Applying Interpreting to International Trade

What do professional interpreters contribute to exporting?

More often than not, we hear business consultants and trade and marketing experts say that people prefer doing business with people. True. Absolutely true. I can attest to that in my own profession as well.

See, I am professional corporate, diplomatic, and conference interpreter of English and Spanish, specialised in Latin America and the UK, and I spend my days connecting people with people. They put in their message, I put in the words – in the other language, that is.

It may all sound very fancy but, at the end of the day, the truth is that interpreters are not but professional consultants that can assist you with your work. I emphasise and keep using the word “professional” because it is key to what we do.

Speaking a foreign language to nearly if not native level is the first and most basic requirement for interpreters; it is our starting point. To that, and through thorough and extensive training, we add interpreting techniques -such as simultaneous, consecutive, and first sight interpreting-, research techniques, diction and pronunciation, and business and international protocol and etiquette to the mix. Plus a few other things.
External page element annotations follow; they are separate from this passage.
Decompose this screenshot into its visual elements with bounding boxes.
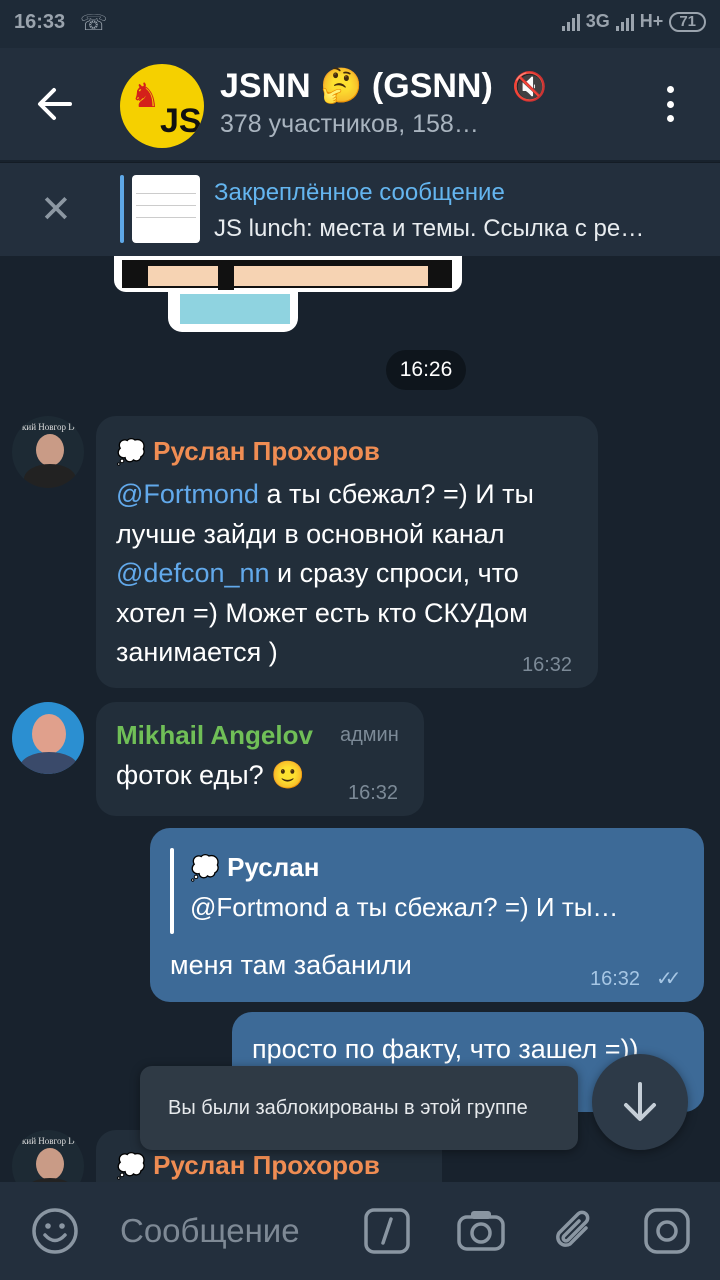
message-bubble[interactable]: 💭 Руслан Прохоров @Fortmond а ты сбежал?… <box>96 416 598 688</box>
blocked-toast: Вы были заблокированы в этой группе <box>140 1066 578 1150</box>
reply-preview[interactable]: @Fortmond а ты сбежал? =) И ты… <box>190 892 674 923</box>
bot-command-icon[interactable] <box>362 1206 412 1256</box>
reply-accent-bar <box>170 848 174 934</box>
viber-notification-icon: ☏ <box>80 10 108 35</box>
avatar-label: JS <box>160 102 202 140</box>
thought-balloon-icon: 💭 <box>116 1153 146 1180</box>
avatar[interactable] <box>12 702 84 774</box>
message-text: меня там забанили <box>170 950 412 980</box>
avatar[interactable]: кий Новгор DC7831 <box>12 416 84 488</box>
pinned-thumbnail <box>132 175 200 243</box>
sender-name[interactable]: 💭 Руслан Прохоров <box>116 436 380 467</box>
signal-icon <box>561 13 580 31</box>
double-check-icon: ✓✓ <box>656 968 681 990</box>
muted-icon: 🔇 <box>512 71 547 102</box>
pinned-message-bar[interactable]: ✕ Закреплённое сообщение JS lunch: места… <box>0 162 720 256</box>
chat-subtitle[interactable]: 378 участников, 158… <box>220 110 479 139</box>
pinned-accent-bar <box>120 175 124 243</box>
outgoing-message-bubble[interactable]: 💭 Руслан @Fortmond а ты сбежал? =) И ты…… <box>150 828 704 1002</box>
scroll-down-button[interactable] <box>592 1054 688 1150</box>
thought-balloon-icon: 💭 <box>116 439 146 466</box>
arrow-down-icon <box>624 1082 656 1121</box>
sender-name[interactable]: 💭 Руслан Прохоров <box>116 1150 380 1181</box>
more-options-icon[interactable] <box>664 86 676 122</box>
status-bar: 16:33 ☏ 3G H+ 71 <box>0 0 720 48</box>
message-input-bar: Сообщение <box>0 1182 720 1280</box>
reply-sender[interactable]: 💭 Руслан <box>190 852 319 883</box>
pinned-title: Закреплённое сообщение <box>214 179 505 206</box>
battery-icon: 71 <box>669 11 706 32</box>
message-text: @Fortmond а ты сбежал? =) И ты лучше зай… <box>116 479 534 667</box>
status-indicators: 3G H+ 71 <box>561 11 706 32</box>
pixel-sticker[interactable] <box>108 256 468 336</box>
message-time: 16:32 <box>348 782 399 804</box>
thought-balloon-icon: 💭 <box>190 855 220 882</box>
signal-icon-2 <box>615 13 634 31</box>
back-arrow-icon[interactable] <box>34 82 78 126</box>
deer-logo-icon: ♞ <box>130 77 161 115</box>
group-avatar[interactable]: ♞ JS <box>120 64 204 148</box>
avatar[interactable]: кий Новгор DC7831 <box>12 1130 84 1182</box>
chat-header: ♞ JS JSNN 🤔 (GSNN) 🔇 378 участников, 158… <box>0 48 720 160</box>
message-bubble[interactable]: Mikhail Angelov админ фоток еды? 🙂 16:32 <box>96 702 424 816</box>
mention-link[interactable]: @defcon_nn <box>116 558 270 588</box>
time-separator: 16:26 <box>386 350 466 390</box>
close-pinned-icon[interactable]: ✕ <box>40 191 72 229</box>
admin-badge: админ <box>340 724 399 746</box>
sender-name[interactable]: Mikhail Angelov <box>116 720 313 751</box>
message-text: фоток еды? 🙂 <box>116 760 305 790</box>
instagram-camera-icon[interactable] <box>642 1206 692 1256</box>
message-time: 16:32 <box>522 654 573 676</box>
message-time: 16:32 <box>590 968 641 990</box>
status-time: 16:33 <box>14 11 66 33</box>
message-list[interactable]: 16:26 кий Новгор DC7831 💭 Руслан Прохоро… <box>0 256 720 1182</box>
network-type-2: H+ <box>639 11 664 31</box>
emoji-icon[interactable] <box>30 1206 80 1256</box>
camera-icon[interactable] <box>456 1206 506 1256</box>
message-input[interactable]: Сообщение <box>120 1212 300 1250</box>
network-type-1: 3G <box>585 11 610 31</box>
chat-title[interactable]: JSNN 🤔 (GSNN) <box>220 66 493 106</box>
attach-icon[interactable] <box>550 1206 600 1256</box>
mention-link[interactable]: @Fortmond <box>116 479 259 509</box>
pinned-text: JS lunch: места и темы. Ссылка с ре… <box>214 215 645 242</box>
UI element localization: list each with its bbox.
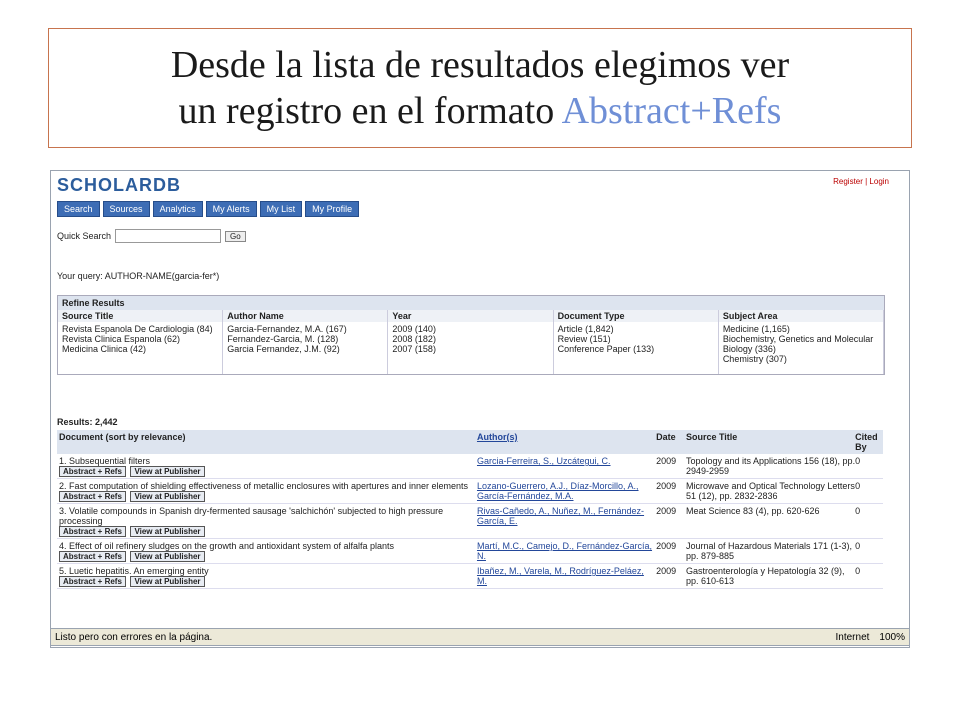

What does this all mean to you, then?

Well, it means that we repeat what you say but in another language but also that:

  • we keep up with your meeting and your conversation seamlessly and effortlessly, so that there are no interruptions, delays or awkward silences;
  • we translate what is said accurately without adding, editing or summarising, so that there are no miscommunications or misunderstandings;
  • we know your industry and your jargon -learning it is part of our job-, so that your interlocutor can appreciate the nuances of what you say and also your own industry knowledge;
  • we remain impartial 110% of the time, so that what is originally said suffers no alterations;
  • we maintain a professional attitude, so that we fall in line with the spirit of your meeting and become almost an invisible part of the proceedings;
  • we have cultural awareness and know how to approach yours and the other culture, so that things run smoothly from the first handshake; and finally,
  • we understand that collaboration is key and that your success is our success.

But does this mean that interpreters can only assist exporters during meetings?

Not necessarily. Interpreters are very versatile so we also interpret during tours and visits to factories, farms, exhibitions (you name it), phone conferences, video conferences, traditional conferences, debates, breakfast briefings, and even extended trips. We may do what is known as whispering, which consists of actually whispering to one or two people’s ears what is being said or simply use portable devices so that a larger audience can hear us while maintaining their personal space intact.

As you can see, professional interpreters have a lot to contribute to the work of exporters and it still surprises me when a client, after a successful and fruitful assignment, happily says that they had no idea how useful having an interpreter on board could be.

If people prefer doing business with people and people connect with people through words, wouldn’t it be the most natural thing to add to your team those professionals who actually connect worlds with words?

“To succeed in business it’s necessary to make others see things as you see them.”